Por tanto lo que Krugman olvida conscientemente es que nadie ha sido más responsable del propio desfallecimiento de la ciudad de Detroit y del sector del motor americano que la alimentaba que su propia industria automovilística. Por supuesto que los procesos regresivos del crecimiento económico americano y su discutido abismo fiscal han terminado por empujarla hacia su deriva administrativa. Pero bien es cierto que el economista omite a sus lectores y entusiastas, entre los que me encuentro, que Detroit ya recibió un plan especial de estímulo económico, ese que él tanto reclama, en 2008. Y que ésta inyección de capital público fue aprobado por el Senado norteamericano en poder de los demócratas justo un mes más tarde de los comicios electorales de aquel mismo año. Concretamente quince mil millones de dólares de la partida presupuestaria pública concretada para la I+D+i de la nueva tecnología híbrida de automoción fueron a parar a las zonas nobles y despachos de las mayors. El Senado le hizo saber al lobbie que ese dinero sólo podría salir del ala norte del Capitolio sin hacer “excesivo ruido de tesorería” de las partidas presupuestarias de investigación y siempre orientadas al paquete de medidas de estímulo destinado a la reconversión industrial del sector. 

Sobre el libro de cuentas, el gobierno ya ayudó a Detroit bajo una modalidad de subvención encubierta y directa. Sin embargo, esta trasferencia, este montante corrector, fue en gran parte canalizado por la troika de las Tres Hermanas, no a su refinanciacion estructural, sino a la inyección de liquidez referenciada a los cuidados paliativos concretado en las urgencias de sus burocracias directivas y sindicales. La asfisia fiscal de Detroit, por tanto, posee un alto componente de administración privada cuya gestión de ayudas encubiertas no fue empleada para la reducción de costes operativos, el saneamiento de la deuda, la nutrición de sus planes de pensiones y la políticas de flexibilización de salarios. Para maquillar los números además, contra toda lógica de mercado los fabricantes nacionales redujeron la red de concesionarios y sus canales de comercialización así como su inversión publicitaria. Consecuencia: bancarrota y arrastre del sector municipal como consecuencia de baja intensificación industrial y comercial y su consecuente huída residencial de sus ciudadanos. Muchos analistas de la economía industrial de tendencia alectoralista, con Robert J. Samuelson a la cabeza, recomendaron dejar caer a la industria detroitiana y refundar el sector de nuevo antes de que su ineficiencia arrasara el ecosistema social de Michigan. A la luz de la actualidad queda claro que mucho caso no les hicieron. 

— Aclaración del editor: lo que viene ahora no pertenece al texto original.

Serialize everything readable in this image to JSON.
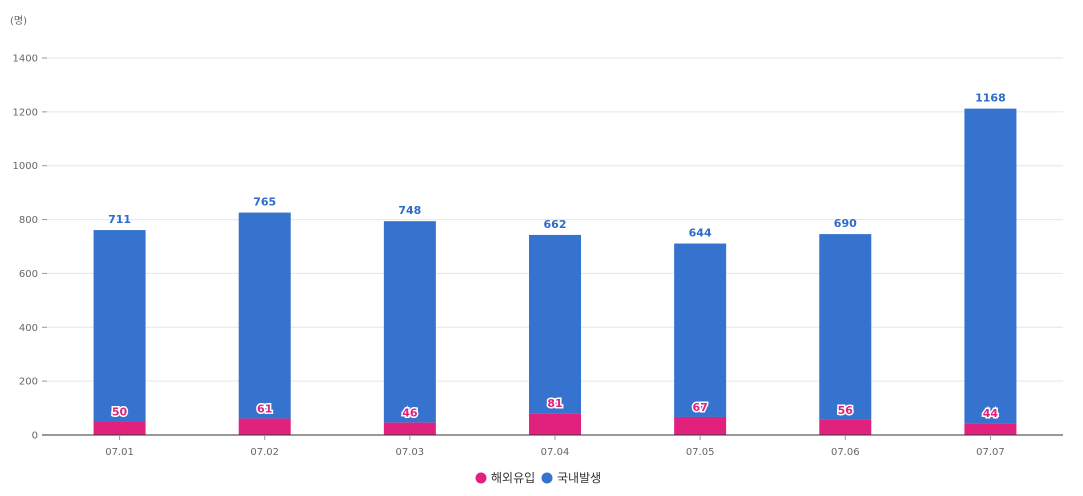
{
  "chart_data": {
    "type": "bar",
    "stacked": true,
    "unit_label": "(명)",
    "categories": [
      "07.01",
      "07.02",
      "07.03",
      "07.04",
      "07.05",
      "07.06",
      "07.07"
    ],
    "series": [
      {
        "name": "해외유입",
        "values": [
          50,
          61,
          46,
          81,
          67,
          56,
          44
        ],
        "color": "#e0227e"
      },
      {
        "name": "국내발생",
        "values": [
          711,
          765,
          748,
          662,
          644,
          690,
          1168
        ],
        "color": "#3573ce"
      }
    ],
    "ylim": [
      0,
      1400
    ],
    "yticks": [
      0,
      200,
      400,
      600,
      800,
      1000,
      1200,
      1400
    ],
    "grid": true,
    "legend": "bottom-center"
  }
}
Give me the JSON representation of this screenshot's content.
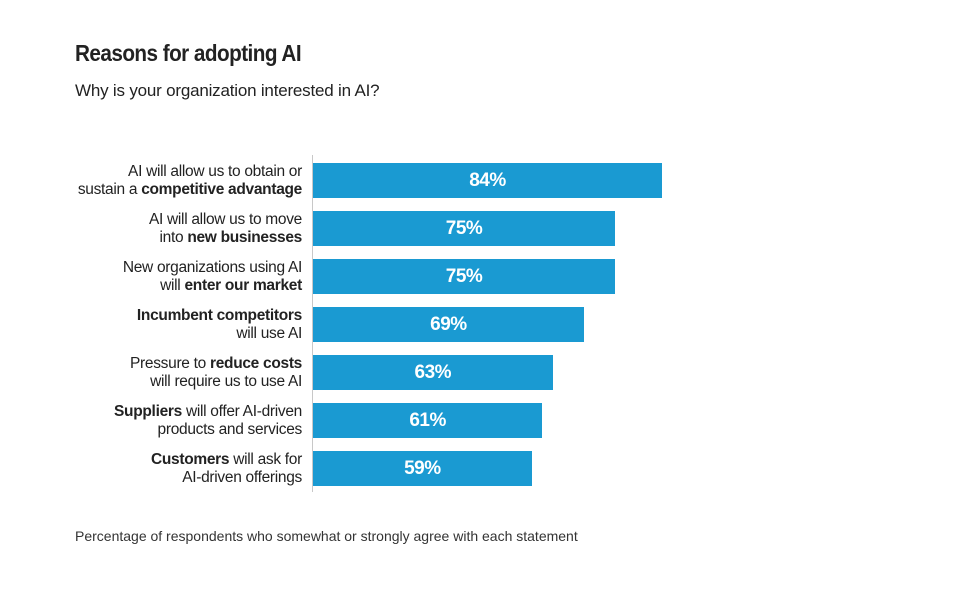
{
  "chart_data": {
    "type": "bar",
    "orientation": "horizontal",
    "title": "Reasons for adopting AI",
    "subtitle": "Why is your organization interested in AI?",
    "footnote": "Percentage of respondents who somewhat or strongly agree with each statement",
    "xlim": [
      17,
      84
    ],
    "grid": false,
    "bar_color": "#1a9ad2",
    "categories": [
      [
        [
          {
            "t": "AI will allow us to obtain or",
            "b": false
          }
        ],
        [
          {
            "t": "sustain a ",
            "b": false
          },
          {
            "t": "competitive advantage",
            "b": true
          }
        ]
      ],
      [
        [
          {
            "t": "AI will allow us to move",
            "b": false
          }
        ],
        [
          {
            "t": "into ",
            "b": false
          },
          {
            "t": "new businesses",
            "b": true
          }
        ]
      ],
      [
        [
          {
            "t": "New organizations using AI",
            "b": false
          }
        ],
        [
          {
            "t": "will ",
            "b": false
          },
          {
            "t": "enter our market",
            "b": true
          }
        ]
      ],
      [
        [
          {
            "t": "Incumbent competitors",
            "b": true
          }
        ],
        [
          {
            "t": "will use AI",
            "b": false
          }
        ]
      ],
      [
        [
          {
            "t": "Pressure to ",
            "b": false
          },
          {
            "t": "reduce costs",
            "b": true
          }
        ],
        [
          {
            "t": "will require us to use AI",
            "b": false
          }
        ]
      ],
      [
        [
          {
            "t": "Suppliers",
            "b": true
          },
          {
            "t": " will offer AI-driven",
            "b": false
          }
        ],
        [
          {
            "t": "products and services",
            "b": false
          }
        ]
      ],
      [
        [
          {
            "t": "Customers",
            "b": true
          },
          {
            "t": " will ask for",
            "b": false
          }
        ],
        [
          {
            "t": "AI-driven offerings",
            "b": false
          }
        ]
      ]
    ],
    "values": [
      84,
      75,
      75,
      69,
      63,
      61,
      59
    ],
    "value_labels": [
      "84%",
      "75%",
      "75%",
      "69%",
      "63%",
      "61%",
      "59%"
    ]
  }
}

Bob Samuelson, en su despacho de "The Washington Post", cabecera
de tirada nacional recientemente adquirida por "Amazon.com".
 


Personalmente, dudo mucho que más allá de las fuerzas propias de la demanda y la oferta el mercado haya decidido acabar con Detroit. No soy partidario de una perspectiva evolucionista. Más bien creo todo lo contrario: el progreso siempre estuvo de su parte. Y más pongo en cuestionamiento que América haya dado la espalda a unos de sus hijos predilectos. Lo que sí habría que preguntarse es si Krugman y el neokeynesianismo están planteando el debate de Detroit desde la esfera de la heterodoxia más acertada. Puede que Detroit no sea Atenas, en efecto. Pero hay grandes clusters de la producción privada que indudablemente se gestionan como si fuera pequeños países mediterráneos. De algún modo Krugman practica lo que él más odia y lo que los neokeynesianistas más aborrecen: estructurar el relato mediante el lenguaje de Lakoff cuando nos dice que Detroit debe ser “reestrucurada” y no lo que debería ser: “rescatada". ¿Quién es ahora el que secuestra el discurso?. Quizá Krugman debaría someterse a sus propios principios intelectuales.